PageStore
The Pagestore is responsible for storing and looking up Pages in Segments stored in Blob Storage Services like S3 or Tigris.
Storage Layout
Section titled “Storage Layout”/segments /[Segment ID] -> Segment
Segment Layout
Section titled “Segment Layout”A Segment is a binary file composed of three sections: Pages, Index, Footer.
Footer The footer is stored at the end of the Segment.
Footer (32 bytes) sid: SegmentId volumes: u16 index_size: u16 _padding: 8 bytes magic: u32
Pages List of Pages stored back to back starting at the beginning of the segment.
Index A SegmentIndex which has two sections: a Volume Index and a list of PageIdxs.

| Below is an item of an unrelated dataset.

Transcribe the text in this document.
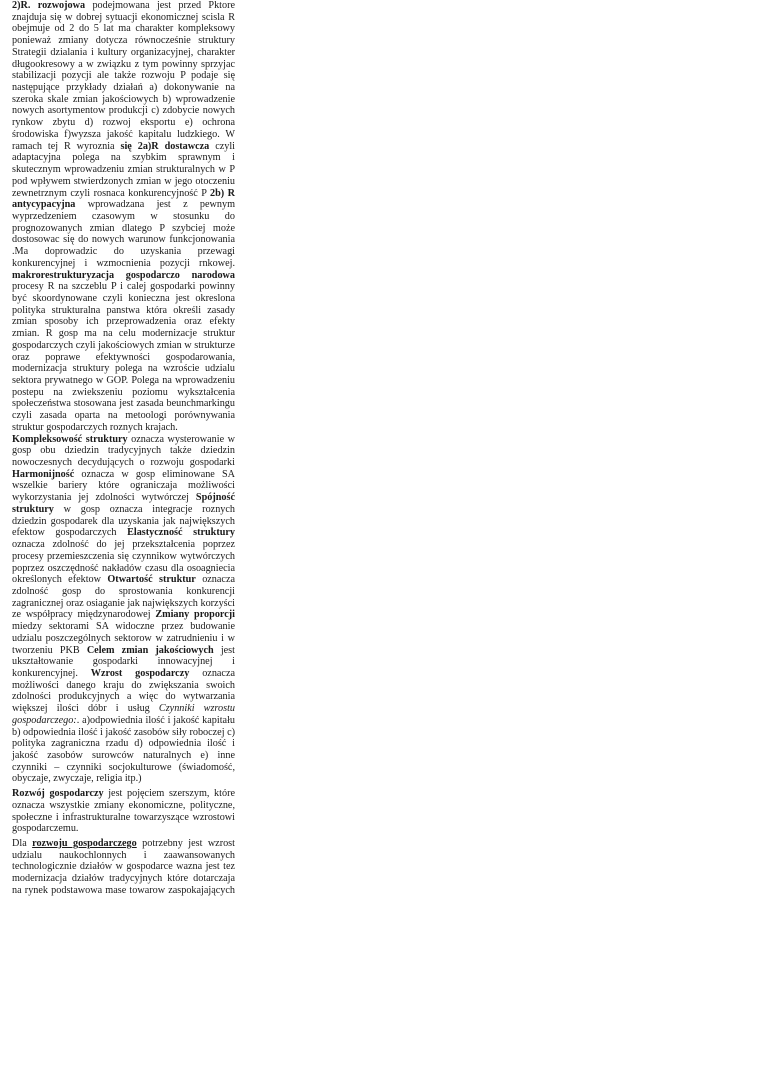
2)R. rozwojowa podejmowana jest przed Pktore znajduja się w dobrej sytuacji ekonomicznej scisla R obejmuje od 2 do 5 lat ma charakter kompleksowy ponieważ zmiany dotycza równocześnie struktury Strategii dzialania i kultury organizacyjnej, charakter długookresowy a w związku z tym powinny sprzyjac stabilizacji pozycji ale także rozwoju P podaje się następujące przykłady działań a) dokonywanie na szeroka skale zmian jakościowych b) wprowadzenie nowych asortymentow produkcji c) zdobycie nowych rynkow zbytu d) rozwoj eksportu e) ochrona środowiska f)wyzsza jakość kapitalu ludzkiego. W ramach tej R wyroznia się 2a)R dostawcza czyli adaptacyjna polega na szybkim sprawnym i skutecznym wprowadzeniu zmian strukturalnych w P pod wpływem stwierdzonych zmian w jego otoczeniu zewnetrznym czyli rosnaca konkurencyjność P 2b) R antycypacyjna wprowadzana jest z pewnym wyprzedzeniem czasowym w stosunku do prognozowanych zmian dlatego P szybciej może dostosowac się do nowych warunow funkcjonowania .Ma doprowadzic do uzyskania przewagi konkurencyjnej i wzmocnienia pozycji rnkowej. makrorestrukturyzacja gospodarczo narodowa procesy R na szczeblu P i calej gospodarki powinny być skoordynowane czyli konieczna jest okreslona polityka strukturalna panstwa która określi zasady zmian sposoby ich przeprowadzenia oraz efekty zmian. R gosp ma na celu modernizacje struktur gospodarczych czyli jakościowych zmian w strukturze oraz poprawe efektywności gospodarowania, modernizacja struktury polega na wzroście udzialu sektora prywatnego w GOP. Polega na wprowadzeniu postepu na zwiekszeniu poziomu wykształcenia społeczeństwa stosowana jest zasada beunchmarkingu czyli zasada oparta na metoologi porównywania struktur gospodarczych roznych krajach.

Kompleksowość struktury oznacza wysterowanie w gosp obu dziedzin tradycyjnych także dziedzin nowoczesnych decydujących o rozwoju gospodarki Harmonijność oznacza w gosp eliminowane SA wszelkie bariery które ograniczaja możliwości wykorzystania jej zdolności wytwórczej Spójność struktury w gosp oznacza integracje roznych dziedzin gospodarek dla uzyskania jak największych efektow gospodarczych Elastyczność struktury oznacza zdolność do jej przekształcenia poprzez procesy przemieszczenia się czynnikow wytwórczych poprzez oszczędność nakładów czasu dla osoagniecia określonych efektow Otwartość struktur oznacza zdolność gosp do sprostowania konkurencji zagranicznej oraz osiaganie jak największych korzyści ze współpracy międzynarodowej Zmiany proporcji miedzy sektorami SA widoczne przez budowanie udzialu poszczególnych sektorow w zatrudnieniu i w tworzeniu PKB Celem zmian jakościowych jest ukształtowanie gospodarki innowacyjnej i konkurencyjnej. Wzrost gospodarczy oznacza możliwości danego kraju do zwiększania swoich zdolności produkcyjnych a więc do wytwarzania większej ilości dóbr i usług Czynniki wzrostu gospodarczego:. a)odpowiednia ilość i jakość kapitału b) odpowiednia ilość i jakość zasobów siły roboczej c) polityka zagraniczna rzadu d) odpowiednia ilość i jakość zasobów surowców naturalnych e) inne czynniki – czynniki socjokulturowe (świadomość, obyczaje, zwyczaje, religia itp.)

Rozwój gospodarczy jest pojęciem szerszym, które oznacza wszystkie zmiany ekonomiczne, polityczne, społeczne i infrastrukturalne towarzyszące wzrostowi gospodarczemu.

Dla rozwoju gospodarczego potrzebny jest wzrost udzialu naukochlonnych i zaawansowanych technologicznie działów w gospodarce wazna jest tez modernizacja działów tradycyjnych które dotarczaja na rynek podstawowa mase towarow zaspokajających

The Volume Index is a list of (VolumeId, Start, Pages) tuples.
- VolumeId: The VolumeId for this set of pages
- Start: The position of the first page and page index for this Volume
- Pages: The number of pages stored in this Segment for this Volume
The VolumeId Table is sorted by VolumeId.
The list of PageIdxs is stored in the same order as pages are stored in the segment, and the index requires that each set of PageIdxs corresponding to a Volume is sorted.
Segment Cache
Section titled “Segment Cache”The Pagestore must cache recently read Segments in order to minimize round trips to Object Storage and improve performance. The disk cache should have a configurable target max size, and remove the least recently accessed Segment to reclaim space.
In addition, we should have a memory based cache. One option is to read all of the Segment indexes into memory, and leave page caching up to the kernel. Research needs to be done on if this approach is feasible given the planned compute sizes.